The dialogue was led by four community advisory groups at diverse intersectional margins, leading and organising social change to address family violence and sexual violence. The meeting was joined by Emma Powell, Chief Executive of Te Puni Aonui, and Sarah Townsend, Principal Advisor, Te Puni Aonui.

The four community advisory groups were represented by Tuturu Takimoana Hoterini, Cushla Kerr, and Sarah Holdaway representing the Highbury Community Advisory Group, Selina Metuamate and Nicky Hambrook, representing the Feilding Community Advisory Group, Negin Nematollahi and Zahra AliZadah representing the Palmerston North Migrant and Refugee Women Advisory Group, and De’Anne Jackson and Selena Pirika representing the Wellington Rainbow Advisory Group.

The Minister thanked the research team and the community advisory groups for cocreating the report on culture-centered community-led strategies of violence prevention. She noted the attention paid in the report to creating spaces for community mobilisation to address the structural drivers of violence was powerful and refreshing to read. She further noted the support outlined in Te Aorerekura – the National Strategy to Eliminate Family Violence and Sexual Violence for community mobilisation that empowers diverse communities to drive and own social change processes.

In 2021, CARE produced the report outlining a culture-centered community-led framework for prevention of family violence and sexual violence, drawing upon its year-long culture-centered ethnographic work with diverse communities (LGBTQIA+, disabled, ageing, and new migrant) at the intersectional “margins of the margins.” Funded by Te Puni Aonui, the report drew upon fifty hours of participant observations, 197 in-depth interviews with communities at the margins, and 31 in-depth interviews with sector stakeholders

Underpinning the report is the framework of the culture-centered approach (CCA), that guides the development of voice infrastructures in community advisory groups at the margins that lead and own the solutions for social change.
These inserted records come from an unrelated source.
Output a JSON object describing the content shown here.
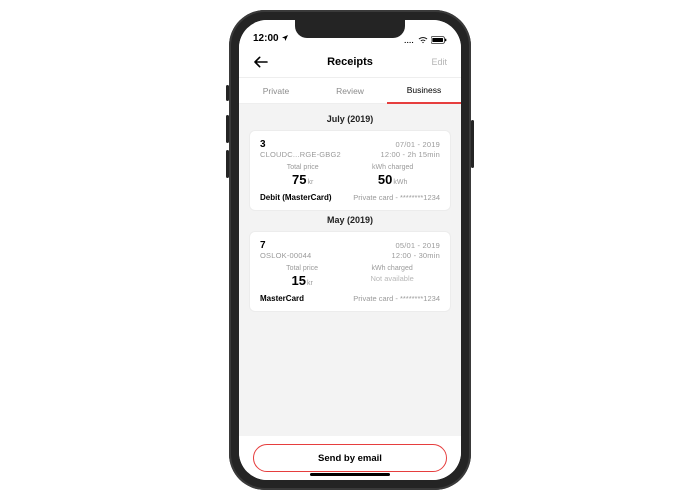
{
  "statusbar": {
    "time": "12:00"
  },
  "nav": {
    "title": "Receipts",
    "edit": "Edit"
  },
  "tabs": [
    "Private",
    "Review",
    "Business"
  ],
  "active_tab": 2,
  "sections": [
    {
      "month_label": "July (2019)",
      "card": {
        "day": "3",
        "location": "CLOUDC...RGE-GBG2",
        "date": "07/01  - 2019",
        "time": "12:00 - 2h 15min",
        "total_price_label": "Total price",
        "total_price_value": "75",
        "total_price_unit": "kr",
        "kwh_label": "kWh charged",
        "kwh_value": "50",
        "kwh_unit": "kWh",
        "pay_method": "Debit (MasterCard)",
        "pay_card": "Private card - ********1234"
      }
    },
    {
      "month_label": "May (2019)",
      "card": {
        "day": "7",
        "location": "OSLOK-00044",
        "date": "05/01  - 2019",
        "time": "12:00 - 30min",
        "total_price_label": "Total price",
        "total_price_value": "15",
        "total_price_unit": "kr",
        "kwh_label": "kWh charged",
        "kwh_na": "Not available",
        "pay_method": "MasterCard",
        "pay_card": "Private card - ********1234"
      }
    }
  ],
  "cta": "Send by email"
}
The report offers a conceptual framework for community mobilisation to prevent family and sexual violence experienced by diverse communities.
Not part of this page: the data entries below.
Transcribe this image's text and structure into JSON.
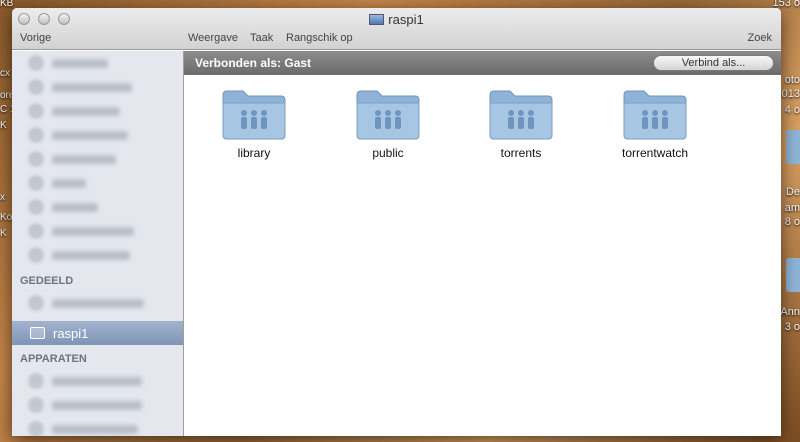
{
  "window": {
    "title": "raspi1"
  },
  "toolbar": {
    "back_label": "Vorige",
    "view_label": "Weergave",
    "action_label": "Taak",
    "arrange_label": "Rangschik op",
    "search_label": "Zoek"
  },
  "sidebar": {
    "shared_header": "GEDEELD",
    "selected_item": "raspi1",
    "devices_header": "APPARATEN"
  },
  "connection": {
    "status_label": "Verbonden als: Gast",
    "connect_button": "Verbind als..."
  },
  "folders": [
    {
      "name": "library",
      "icon": "shared-folder-icon"
    },
    {
      "name": "public",
      "icon": "shared-folder-icon"
    },
    {
      "name": "torrents",
      "icon": "shared-folder-icon"
    },
    {
      "name": "torrentwatch",
      "icon": "shared-folder-icon"
    }
  ],
  "desktop": {
    "right_items": [
      "153 o",
      "oto",
      "013",
      "4 o",
      "De",
      "am",
      "8 o",
      "Ann",
      "3 o"
    ],
    "left_items": [
      "KB",
      "cx",
      "ore",
      "C 1",
      "K",
      "x",
      "Ko",
      "K"
    ]
  },
  "colors": {
    "connection_bar": "#7a7a7a",
    "sidebar_bg": "#e4e8ee",
    "sidebar_selection": "#8ea2c2",
    "folder_blue": "#8fb3d6"
  }
}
The CARE team worked in communities to cocreate community-led prevention frameworks with advisory groups, supported by the funding grants to CARE and partner community-led organisations to drive national-level family violence and sexual violence prevention initiatives for LGBTQIA+ people, disabled people, older people and new migrant communities.

Each of the community advisory groups shared the violence prevention work they have been carrying out at the “margins of the margins.” They shared the prevention strategies they have created, and the interlinkages of these prevention strategies with complementary community-led efforts such as Māra kai (community food gardens), community food cupboards, and community-led social cohesion actions.

Selina Metuamate, community pou leading the Feilding Community Advisory Group welcomed the visit from Marama Davidson.

“It was great. I am glad that we were listened to, and the Minister engaged with us. All that we are doing as a community was appreciated. I feel very positive that we are heading in the right direction and feel supported by the Minister. There was also a lot of great feedback from the other advisory groups, and it was wonderful to see the acknowledgment of the community by the Minister. It was great to listen to all the other community voices, to witness the community-led change they are building, and to see we are on the same page with community mobilisation to address the drivers of violence, colonialism, capitalism and whiteness. I felt heard. We are all a collective in this movement to address violence in our communities.”

The dialogue with the Minister inspired the groups to continue their work leading social change by building and strengthening local community democracies anchored in cultural knowledge, and by finding ways to build and sustain connections at the intersectional margins.